Le soja : champion des protéines végétales
Le soja est la seule légumineuse dotée d'un profil en acides aminés essentiels comparable aux protéines animales. Avec un score DIAAS de 0.91 (le plus élevé parmi les végétaux courants), il constitue une source protéique complète.
| Forme de soja | Protéines/100g | Particularité |
|---|---|---|
| Edamame (cuit) | 11g | Riche en fibres, minéraux |
| Tofu ferme | 8g | Versatile, neutre en goût |
| Tempeh | 19g | Fermenté, meilleure biodisponibilité |
| Lait de soja | 3g/100ml | Alternative laitière complète |
| Protéine de soja isolée | 90g/100g | DIAAS 0.91, usage sportif |
| Miso | 12g | Fermenté, riche en probiotiques |
Les phytoestrogènes : réalité vs panique
Le soja contient des isoflavones (génistéine, daidzéine) — des phytoestrogènes capables de se lier aux récepteurs aux œstrogènes humains, mais avec une affinité 100 à 1000 fois inférieure à l'estradiol endogène.
Cette liaison partielle peut avoir un effet modulateur (parfois estrogénique, parfois anti-estrogénique selon le tissu et le contexte hormonal), mais l'impact clinique chez les personnes en bonne santé est généralement négligeable aux doses alimentaires courantes.
🔬 Soja et testostérone masculine — ce que disent les études
Soja et cancer du sein : le paradoxe asiatique
Cette question a longtemps suscité des controverses. Les femmes asiatiques consomment 20 à 50mg d'isoflavones/jour (vs 1-3mg en Occident) et ont des taux de cancer du sein significativement inférieurs. Cela suggère un effet protecteur, non délétère.
La méta-analyse de Chen et al. (2014, Breast Cancer Research) analysant 35 études conclut que la consommation de soja est associée à une réduction du risque de cancer du sein dans les populations asiatiques. En population occidentale, aucune augmentation du risque n'est documentée.
Pour les survivantes du cancer du sein : les recommandations ont évolué. L'American Cancer Society (2017) indique que la consommation modérée de soja (2-3 portions/jour) est sûre, y compris chez les femmes avec des tumeurs hormono-dépendantes.
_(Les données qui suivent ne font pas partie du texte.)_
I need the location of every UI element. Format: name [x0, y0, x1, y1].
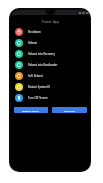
staticText: Soft Reboot	[28, 74, 43, 78]
staticText: Turn Off Screen	[28, 96, 48, 100]
button[interactable]: Shutdown	[11, 26, 90, 37]
button[interactable]: REBOOT MENU	[14, 107, 48, 113]
staticText: Reboot into Bootloader	[28, 63, 58, 67]
staticText: SETTINGS	[64, 109, 76, 112]
button[interactable]: Reboot into Bootloader	[11, 59, 90, 70]
staticText: Restart SystemUI	[28, 85, 50, 89]
button[interactable]: Reboot into Recovery	[11, 48, 90, 59]
staticText: Reboot into Recovery	[28, 52, 55, 56]
button[interactable]: Turn Off Screen	[11, 92, 90, 103]
button[interactable]: Reboot	[11, 37, 90, 48]
staticText: REBOOT MENU	[22, 109, 40, 112]
staticText: Reboot	[28, 41, 38, 45]
button[interactable]: SETTINGS	[52, 107, 87, 113]
staticText: Power App	[42, 19, 60, 24]
staticText: 8:30	[13, 12, 18, 15]
staticText: Shutdown	[28, 30, 41, 34]
button[interactable]: Restart SystemUI	[11, 81, 90, 92]
button[interactable]: Soft Reboot	[11, 70, 90, 81]
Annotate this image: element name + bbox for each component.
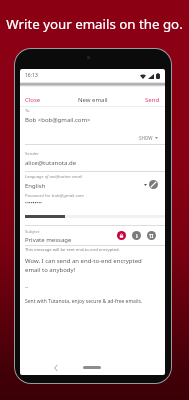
staticText: Subject: [25, 229, 40, 235]
staticText: Wow, I can send an end-to-end encrypted …: [25, 257, 156, 274]
staticText: Language of notification email: [25, 174, 82, 180]
button[interactable]: Edit: [149, 180, 158, 189]
staticText: New email: [78, 96, 108, 104]
other: Back: [54, 365, 58, 371]
staticText: Sent with Tutanota, enjoy secure & ad-fr…: [25, 298, 143, 305]
staticText: TI: [149, 233, 154, 239]
staticText: To: [25, 108, 30, 114]
staticText: English: [25, 182, 46, 190]
button[interactable]: Info: [132, 231, 141, 240]
staticText: Write your emails on the go.: [0, 15, 189, 33]
staticText: 16:13: [25, 72, 38, 79]
staticText: i: [136, 232, 138, 239]
staticText: --: [25, 284, 29, 291]
staticText: Bob <bob@gmail.com>: [25, 116, 91, 124]
other: Home: [83, 366, 101, 369]
staticText: Private message: [25, 236, 72, 244]
button[interactable]: Encryption: [117, 231, 126, 240]
staticText: Sender: [25, 151, 39, 157]
staticText: This message will be sent end-to-end enc…: [25, 247, 120, 253]
button[interactable]: Close: [20, 96, 41, 104]
button[interactable]: SHOW: [136, 133, 161, 143]
staticText: Password for bob@gmail.com: [25, 193, 84, 199]
button[interactable]: Send: [145, 96, 165, 104]
staticText: SHOW: [139, 135, 153, 141]
staticText: •••••••••: [25, 200, 42, 207]
staticText: alice@tutanota.de: [25, 159, 77, 167]
button[interactable]: Attachments: [147, 231, 156, 240]
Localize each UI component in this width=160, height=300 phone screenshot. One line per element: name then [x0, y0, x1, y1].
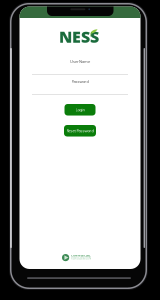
staticText: Login — [76, 107, 84, 112]
staticText: REFRIGERATION — [71, 257, 91, 260]
button[interactable]: Reset Password — [64, 125, 96, 136]
staticText: UserName — [70, 59, 90, 64]
staticText: COMMERCIAL — [71, 254, 90, 257]
staticText: NESS — [59, 26, 99, 47]
staticText: Password — [72, 79, 88, 84]
staticText: Reset Password — [66, 128, 94, 133]
button[interactable]: Login — [64, 104, 96, 116]
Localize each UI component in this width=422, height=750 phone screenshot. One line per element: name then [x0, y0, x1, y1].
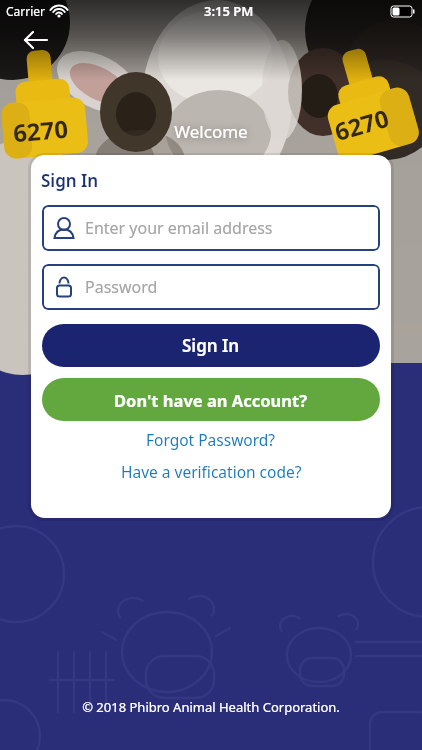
staticText: Password: [85, 276, 158, 298]
staticText: 6270: [330, 101, 392, 148]
staticText: Have a verification code?: [121, 461, 302, 482]
staticText: 3:15 PM: [204, 2, 254, 20]
button[interactable]: [16, 24, 56, 56]
staticText: Welcome: [0, 120, 422, 143]
staticText: © 2018 Phibro Animal Health Corporation.: [0, 698, 422, 716]
staticText: Don't have an Account?: [114, 389, 308, 411]
button[interactable]: Enter your email address: [42, 205, 380, 251]
button[interactable]: Have a verification code?: [31, 460, 391, 482]
staticText: Sign In: [182, 334, 240, 357]
staticText: Forgot Password?: [146, 429, 276, 450]
staticText: Carrier: [6, 3, 46, 19]
button[interactable]: Password: [42, 264, 380, 310]
button[interactable]: Don't have an Account?: [42, 378, 380, 421]
staticText: Sign In: [41, 169, 99, 192]
staticText: Enter your email address: [85, 217, 273, 239]
button[interactable]: Sign In: [42, 324, 380, 367]
staticText: 6270: [12, 112, 69, 149]
button[interactable]: Forgot Password?: [31, 428, 391, 450]
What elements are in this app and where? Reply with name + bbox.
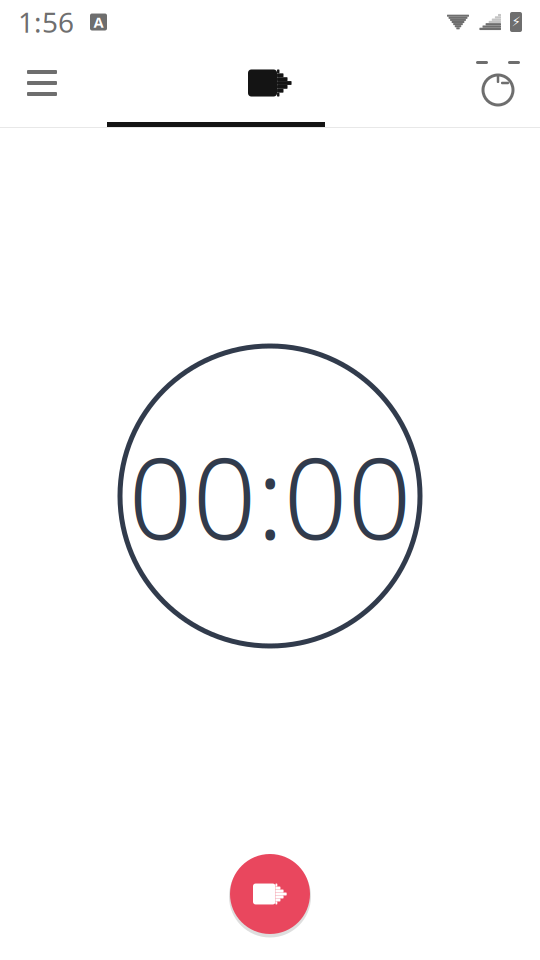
button[interactable]: Menu (0, 44, 84, 122)
button[interactable]: Start recording (222, 846, 318, 942)
button[interactable]: Record (210, 44, 330, 122)
staticText: 00:00 (128, 422, 412, 570)
button[interactable]: Alarms (456, 44, 540, 122)
staticText: A (94, 12, 104, 32)
staticText: 1:56 (18, 3, 74, 41)
staticText: ⚡︎ (512, 14, 520, 30)
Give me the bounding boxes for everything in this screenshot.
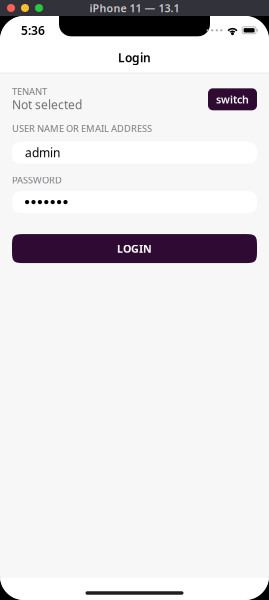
staticText: Login: [118, 50, 151, 66]
staticText: switch: [216, 92, 249, 106]
staticText: admin: [25, 145, 60, 161]
button[interactable]: switch: [208, 88, 257, 110]
staticText: TENANT: [12, 85, 47, 98]
staticText: iPhone 11 — 13.1: [90, 1, 180, 15]
staticText: LOGIN: [117, 242, 152, 256]
staticText: Not selected: [12, 96, 82, 112]
staticText: PASSWORD: [12, 174, 62, 186]
staticText: USER NAME OR EMAIL ADDRESS: [12, 122, 152, 135]
button[interactable]: LOGIN: [12, 234, 257, 263]
staticText: 5:36: [21, 22, 45, 38]
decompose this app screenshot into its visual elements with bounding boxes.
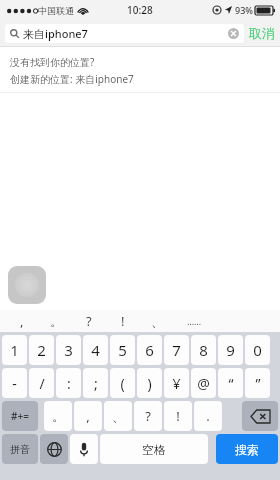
button[interactable]: : — [56, 368, 81, 398]
staticText: , — [86, 407, 90, 425]
staticText: #+= — [11, 409, 29, 423]
button[interactable]: @ — [191, 368, 216, 398]
button[interactable]: 。 — [44, 401, 72, 431]
button[interactable]: . — [194, 401, 222, 431]
button[interactable]: …… — [182, 310, 206, 332]
button[interactable]: ) — [137, 368, 162, 398]
button[interactable]: 6 — [137, 335, 162, 365]
button[interactable]: ; — [83, 368, 108, 398]
staticText: 8 — [199, 340, 208, 360]
staticText: - — [12, 374, 17, 393]
staticText: 1 — [10, 340, 19, 360]
staticText: ? — [86, 312, 92, 330]
button[interactable]: 没有找到你的位置? — [0, 55, 280, 86]
staticText: 中国联通 — [38, 5, 74, 16]
button[interactable]: 。 — [44, 310, 68, 332]
staticText: 拼音 — [10, 443, 30, 456]
staticText: 、 — [151, 313, 164, 329]
button[interactable]: ” — [245, 368, 270, 398]
button[interactable]: Switch keyboard — [40, 434, 68, 464]
staticText: @ — [197, 374, 210, 393]
staticText: ; — [94, 374, 98, 393]
staticText: 取消 — [249, 25, 275, 41]
button[interactable]: / — [29, 368, 54, 398]
staticText: / — [39, 374, 45, 393]
staticText: 、 — [112, 408, 125, 424]
staticText: ” — [255, 374, 261, 393]
button[interactable]: ! — [164, 401, 192, 431]
button[interactable]: , — [74, 401, 102, 431]
staticText: ? — [145, 407, 151, 425]
button[interactable]: 0 — [245, 335, 270, 365]
button[interactable]: 7 — [164, 335, 189, 365]
staticText: . — [206, 407, 210, 425]
button[interactable]: ¥ — [164, 368, 189, 398]
button[interactable]: ? — [134, 401, 162, 431]
staticText: …… — [187, 315, 202, 327]
button[interactable]: 2 — [29, 335, 54, 365]
button[interactable]: 5 — [110, 335, 135, 365]
staticText: 7 — [172, 340, 181, 360]
button[interactable]: Voice input — [70, 434, 98, 464]
button[interactable]: ( — [110, 368, 135, 398]
button[interactable]: 、 — [145, 310, 169, 332]
button[interactable]: 9 — [218, 335, 243, 365]
button[interactable]: 4 — [83, 335, 108, 365]
button[interactable]: ! — [111, 310, 135, 332]
staticText: 6 — [145, 340, 154, 360]
staticText: 2 — [37, 340, 46, 360]
staticText: ! — [176, 407, 180, 425]
staticText: 创建新的位置: 来自iphone7 — [10, 72, 134, 86]
button[interactable]: Backspace — [242, 401, 278, 431]
staticText: , — [20, 312, 24, 330]
button[interactable]: 拼音 — [2, 434, 38, 464]
button[interactable]: 8 — [191, 335, 216, 365]
staticText: 搜索 — [235, 442, 259, 457]
staticText: 5 — [118, 340, 127, 360]
staticText: 93% — [235, 4, 253, 16]
staticText: ¥ — [172, 374, 181, 393]
staticText: 。 — [52, 408, 65, 424]
button[interactable]: Clear text — [228, 28, 239, 39]
button[interactable]: , — [10, 310, 34, 332]
button[interactable]: “ — [218, 368, 243, 398]
button[interactable]: 空格 — [100, 434, 208, 464]
staticText: “ — [228, 374, 234, 393]
staticText: 来自iphone7 — [23, 26, 88, 41]
staticText: 10:28 — [127, 3, 153, 17]
button[interactable]: - — [2, 368, 27, 398]
staticText: : — [67, 374, 71, 393]
staticText: ! — [121, 312, 125, 330]
button[interactable]: 取消 — [249, 25, 275, 41]
button[interactable]: ? — [77, 310, 101, 332]
button[interactable]: 3 — [56, 335, 81, 365]
staticText: 9 — [226, 340, 235, 360]
staticText: ( — [120, 374, 125, 393]
button[interactable]: #+= — [2, 401, 38, 431]
staticText: 3 — [64, 340, 73, 360]
staticText: ) — [147, 374, 152, 393]
button[interactable]: 1 — [2, 335, 27, 365]
staticText: 。 — [50, 313, 63, 329]
button[interactable]: 来自iphone7 — [5, 24, 244, 43]
staticText: 0 — [253, 340, 262, 360]
button[interactable]: 搜索 — [216, 434, 278, 464]
button[interactable]: 、 — [104, 401, 132, 431]
staticText: 没有找到你的位置? — [10, 55, 95, 69]
staticText: 4 — [91, 340, 100, 360]
staticText: 空格 — [142, 442, 166, 457]
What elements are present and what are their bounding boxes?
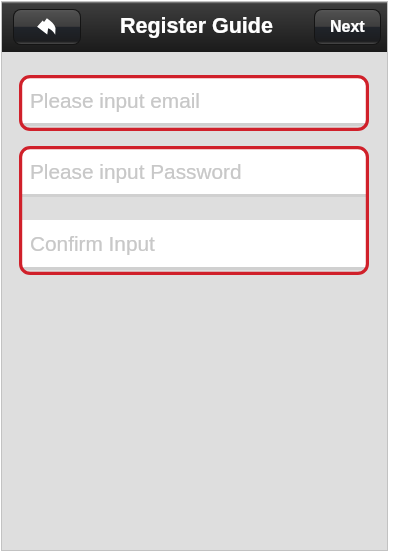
staticText: Confirm Input	[30, 232, 155, 255]
button[interactable]: Next	[315, 10, 380, 44]
staticText: Next	[330, 18, 365, 36]
staticText: Please input email	[30, 89, 200, 112]
staticText: Register Guide	[120, 14, 273, 38]
button[interactable]: Back	[14, 10, 80, 44]
staticText: Please input Password	[30, 160, 242, 183]
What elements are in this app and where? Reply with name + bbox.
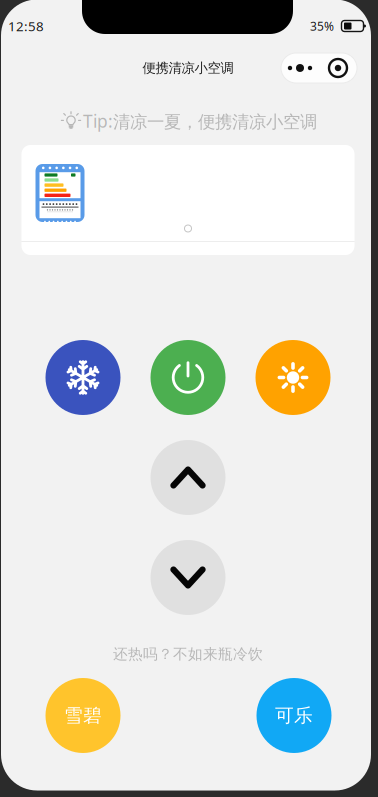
button[interactable]: Temperature down [150, 540, 226, 615]
button[interactable]: Power [150, 340, 226, 415]
staticText: 还热吗？不如来瓶冷饮 [113, 645, 263, 663]
button[interactable]: Menu [281, 53, 357, 83]
staticText: 雪碧 [64, 704, 102, 727]
staticText: 12:58 [8, 17, 44, 35]
button[interactable]: Heat mode [256, 340, 330, 415]
button[interactable]: 可乐 [256, 678, 332, 753]
button[interactable]: Cool mode [46, 340, 120, 415]
staticText: Tip:清凉一夏，便携清凉小空调 [83, 109, 317, 132]
staticText: 便携清凉小空调 [142, 60, 234, 76]
staticText: 可乐 [275, 704, 313, 727]
button[interactable]: Temperature up [150, 440, 226, 515]
button[interactable]: 雪碧 [46, 678, 120, 753]
staticText: 35% [310, 18, 334, 34]
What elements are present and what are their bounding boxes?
La décision reste à prendre avec l'oncologue.
Soja et thyroïde
Les isoflavones du soja peuvent interférer avec la peroxydase thyroïdienne, l'enzyme qui synthétise les hormones thyroïdiennes. Cet effet est documenté in vitro et chez des animaux, mais les études cliniques chez des adultes euthyroïdiens (thyroïde normale) ne montrent pas d'altération de la fonction thyroïdienne à des doses alimentaires normales.
En revanche, les patients hypothyroïdiens sous lévothyroxine doivent éviter de consommer du soja simultanément, car celui-ci réduit l'absorption de ce médicament. Un intervalle de 4 heures entre la prise médicamenteuse et la consommation de soja est recommandé.
Conclusion : le soja est sûr et nutritif
Pour la grande majorité de la population en bonne santé, le soja est un aliment sûr, nutritionnellement excellent et bien documenté. Les craintes liées aux phytoestrogènes reposent sur des extrapolations abusives d'études animales ou sur des cas cliniques isolés avec des consommations aberrantes.
2 à 3 portions de soja par jour (edamame, tofu, tempeh, lait de soja) sont parfaitement compatibles avec une alimentation saine, y compris pour les hommes, les femmes et les sportifs. C'est l'une des meilleures protéines végétales disponibles.